TBMM Şemdinli Araştırma Komisyonu Başkanı Musa Sıvacıoğlu, parlamentoda düzenlediği basın toplantısında, Komisyonun Anayasal çerçevede ve AK Parti, CHP ve Anavatan Partisi Milletvekilleri'nin verdiği önergeyle kurulduğunu, 7 Aralık 2005 tarihinde çalışmalarına başladığını, bu süre içinde 18 toplantı yapıldığını, 48 kişinin dinlendiğini, 182 yazışma yapıldığını ve bu yazıların 160 tanesine cevap geldiğini kaydetti. Son zamanlarda basında, komisyonun iddianamede ismi geçen bir iş adamına ait ifadenin, Savcılığa hiçbir resmi yazışma yapılmadan, gizlilik içerisinde ulaştırılmış gibi kamuoyunu yanıltıcı ve yanlış kanaat oluşturucu yayınlar yapıldığını belirterek şunları söyledi:
"Halbuki olay tamamen aksi olup Van Cumhuriyet Başsavcılığı'nın Komisyonumuza gönderdiği 16.2.2006 tarihli tutuklu-acil kaydıyla yazılan resmi yazı üzerine komisyonumuz bu talebe cevap vermiştir. İddianame incelendiğinde tahkikatı yürüten savcının iş adamını dinlediği ve komisyonumuzdan celbedilen ifadelerin bir kısmını da delil olarak kullandığı anlaşılmaktadır. Esasen komisyonumuzca bu tutanak gönderilmese idi iddianamesini düzenleyebileceği karşısında, sadece bu hususun ön plana çıkarılarak TBMM'nin iradesine göre kurulan komisyonumuzun töhmet altına sokulmasına anlam verilememektedir."

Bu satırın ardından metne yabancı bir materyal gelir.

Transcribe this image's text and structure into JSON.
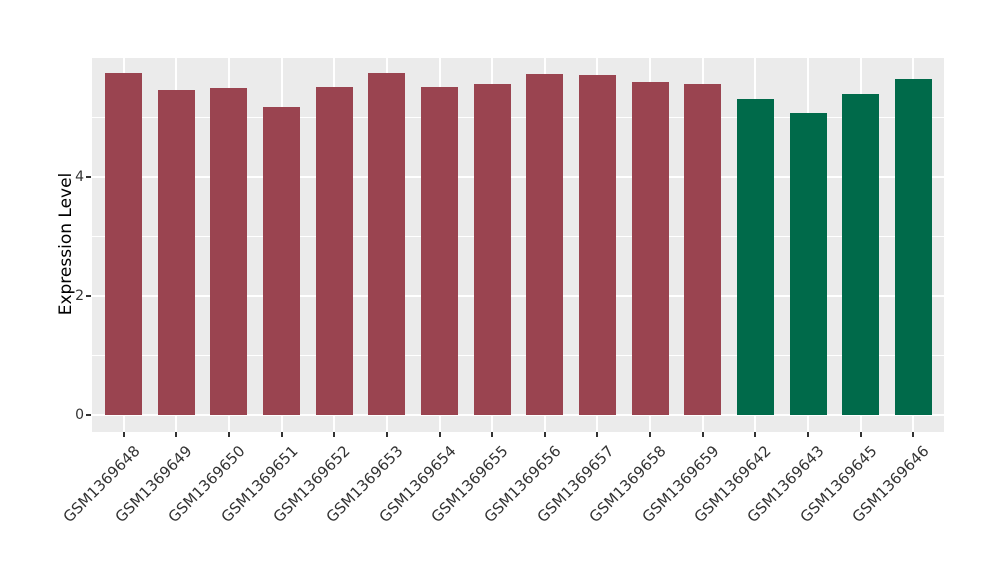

Sıvacıoğlu, yargıyı etkileme gibi bir durumun söz konusu olmadığını belirterek açıklamalarında, "Komisyonumuza savcılıkça istenen bu tutanağın gölerilmemesi halinde yargı faaliyetine engel olma, adaleti geciktirme gibi bir durumla karşı karşıya kalınırdı ki bu da yargının faaliyetlerini yürütebilmeye, adaleti yerine getirmeye engel olurdu ki, esasen suç olan bu husus olurdu. Komisyonun böyle bir yetkisi olduğu, dönemin TBMM Başkanı Mustafa Kalemli'nin imzasını taşıyan örnekte de görülmektedir. Böylece yapılan işlemimizde bir usul hatası da bulunmamaktadır" değerlendirmesini yaptı.

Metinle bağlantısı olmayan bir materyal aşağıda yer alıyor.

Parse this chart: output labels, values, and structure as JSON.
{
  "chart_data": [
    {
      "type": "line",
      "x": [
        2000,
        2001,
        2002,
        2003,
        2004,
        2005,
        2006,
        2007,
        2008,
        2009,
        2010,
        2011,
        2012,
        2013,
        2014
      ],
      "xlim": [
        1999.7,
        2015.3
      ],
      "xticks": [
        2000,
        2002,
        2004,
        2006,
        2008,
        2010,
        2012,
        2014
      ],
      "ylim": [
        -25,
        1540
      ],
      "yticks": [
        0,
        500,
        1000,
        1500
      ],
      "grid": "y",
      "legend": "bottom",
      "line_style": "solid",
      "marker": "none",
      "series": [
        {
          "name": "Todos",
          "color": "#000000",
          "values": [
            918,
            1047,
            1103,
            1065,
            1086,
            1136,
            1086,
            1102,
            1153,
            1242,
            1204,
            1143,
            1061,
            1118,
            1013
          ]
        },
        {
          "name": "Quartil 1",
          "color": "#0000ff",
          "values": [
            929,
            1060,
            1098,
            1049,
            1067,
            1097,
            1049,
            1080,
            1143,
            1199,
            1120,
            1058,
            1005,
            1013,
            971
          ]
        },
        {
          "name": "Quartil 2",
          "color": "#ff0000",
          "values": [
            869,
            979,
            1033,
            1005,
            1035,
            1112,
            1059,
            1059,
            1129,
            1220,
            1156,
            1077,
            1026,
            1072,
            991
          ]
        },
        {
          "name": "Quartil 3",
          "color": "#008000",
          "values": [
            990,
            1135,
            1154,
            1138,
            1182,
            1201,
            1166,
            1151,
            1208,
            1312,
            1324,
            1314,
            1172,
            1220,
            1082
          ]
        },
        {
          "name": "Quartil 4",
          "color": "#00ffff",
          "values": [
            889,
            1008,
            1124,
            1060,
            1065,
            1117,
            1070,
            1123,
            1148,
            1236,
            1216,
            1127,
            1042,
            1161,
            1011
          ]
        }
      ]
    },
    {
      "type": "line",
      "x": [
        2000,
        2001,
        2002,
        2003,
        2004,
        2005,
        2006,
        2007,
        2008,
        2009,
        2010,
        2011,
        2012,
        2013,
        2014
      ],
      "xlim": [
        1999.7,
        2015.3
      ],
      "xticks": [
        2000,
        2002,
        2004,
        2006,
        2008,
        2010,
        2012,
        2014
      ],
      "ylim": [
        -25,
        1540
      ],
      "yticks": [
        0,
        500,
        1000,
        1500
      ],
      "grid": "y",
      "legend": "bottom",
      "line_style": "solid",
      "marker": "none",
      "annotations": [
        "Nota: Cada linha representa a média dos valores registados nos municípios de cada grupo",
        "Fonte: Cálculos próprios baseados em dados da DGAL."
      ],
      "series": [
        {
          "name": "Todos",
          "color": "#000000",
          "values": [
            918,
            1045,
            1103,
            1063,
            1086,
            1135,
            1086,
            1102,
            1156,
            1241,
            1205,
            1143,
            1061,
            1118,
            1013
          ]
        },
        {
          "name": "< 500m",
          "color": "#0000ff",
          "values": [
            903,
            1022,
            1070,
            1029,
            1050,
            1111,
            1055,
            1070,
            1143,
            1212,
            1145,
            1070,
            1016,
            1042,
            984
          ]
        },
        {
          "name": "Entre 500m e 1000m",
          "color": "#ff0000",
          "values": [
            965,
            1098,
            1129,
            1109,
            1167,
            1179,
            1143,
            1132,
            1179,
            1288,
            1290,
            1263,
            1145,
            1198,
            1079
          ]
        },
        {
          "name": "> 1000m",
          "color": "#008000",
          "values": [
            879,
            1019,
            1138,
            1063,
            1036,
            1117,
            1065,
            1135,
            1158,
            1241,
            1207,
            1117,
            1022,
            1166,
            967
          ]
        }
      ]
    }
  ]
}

Basın mensuplarının sorularını da cevaplandıran Sıvacıoğlu'nun, sadece 2 soru alacağını açıklamasına parlamento muhabirleri tepki gösterdi. "Biz de soru sormama hakkımızı kullanıyoruz" diyen gazetecilerin bu tepkisi üzerine Sıvacıoğlu, daha sonra sorulan soruların önemli bir bölümünü cevaplandırdı. Bir soru üzerine kendilerinin resmi bir talebe cevap verdiklerinin altını çizen Sıvacıoğlu, tutanağın gönderilmesinden dolayı komisyonun töhmet altına alınmasına anlam veremediklerini belirtti. TBMM İçtüzüğünün 105. maddesine göre bir usul hatası olmadığını belirten Sıvacıoğlu, yine bir başka soru üzerine Adalet Bakanı Cemil Çiçek'in komisyonun yargıya müdahale ettiğine ilişkin görüşlerinin kendisine sorulması gerektiğine işaret etti.
Komisyonun kendisine tanınan süreyi kullanacağını ve raporunu TBMM Başkanlığına teslim edeceğini ifade eden Sıvacıoğlu, bir başka soru üzerine kendilerinden istenen bilgiyi göndermemeleri halinde bu kez kendilerinden "niye göndermediniz" diye hesap sorulacağını öne sürdü. İddianameyi ne zaman aldıkları sorusuna Sıvacıoğlu, e-mail kanalıyla kendilerine geldiğini, tarihine bakmadığını söyledi. Sıvacıoğlu, "İddianameyi basına yansımasından önce mi aldınız?" şeklindeki bir soruya ise "Hayır hayır" karşılığını verdi.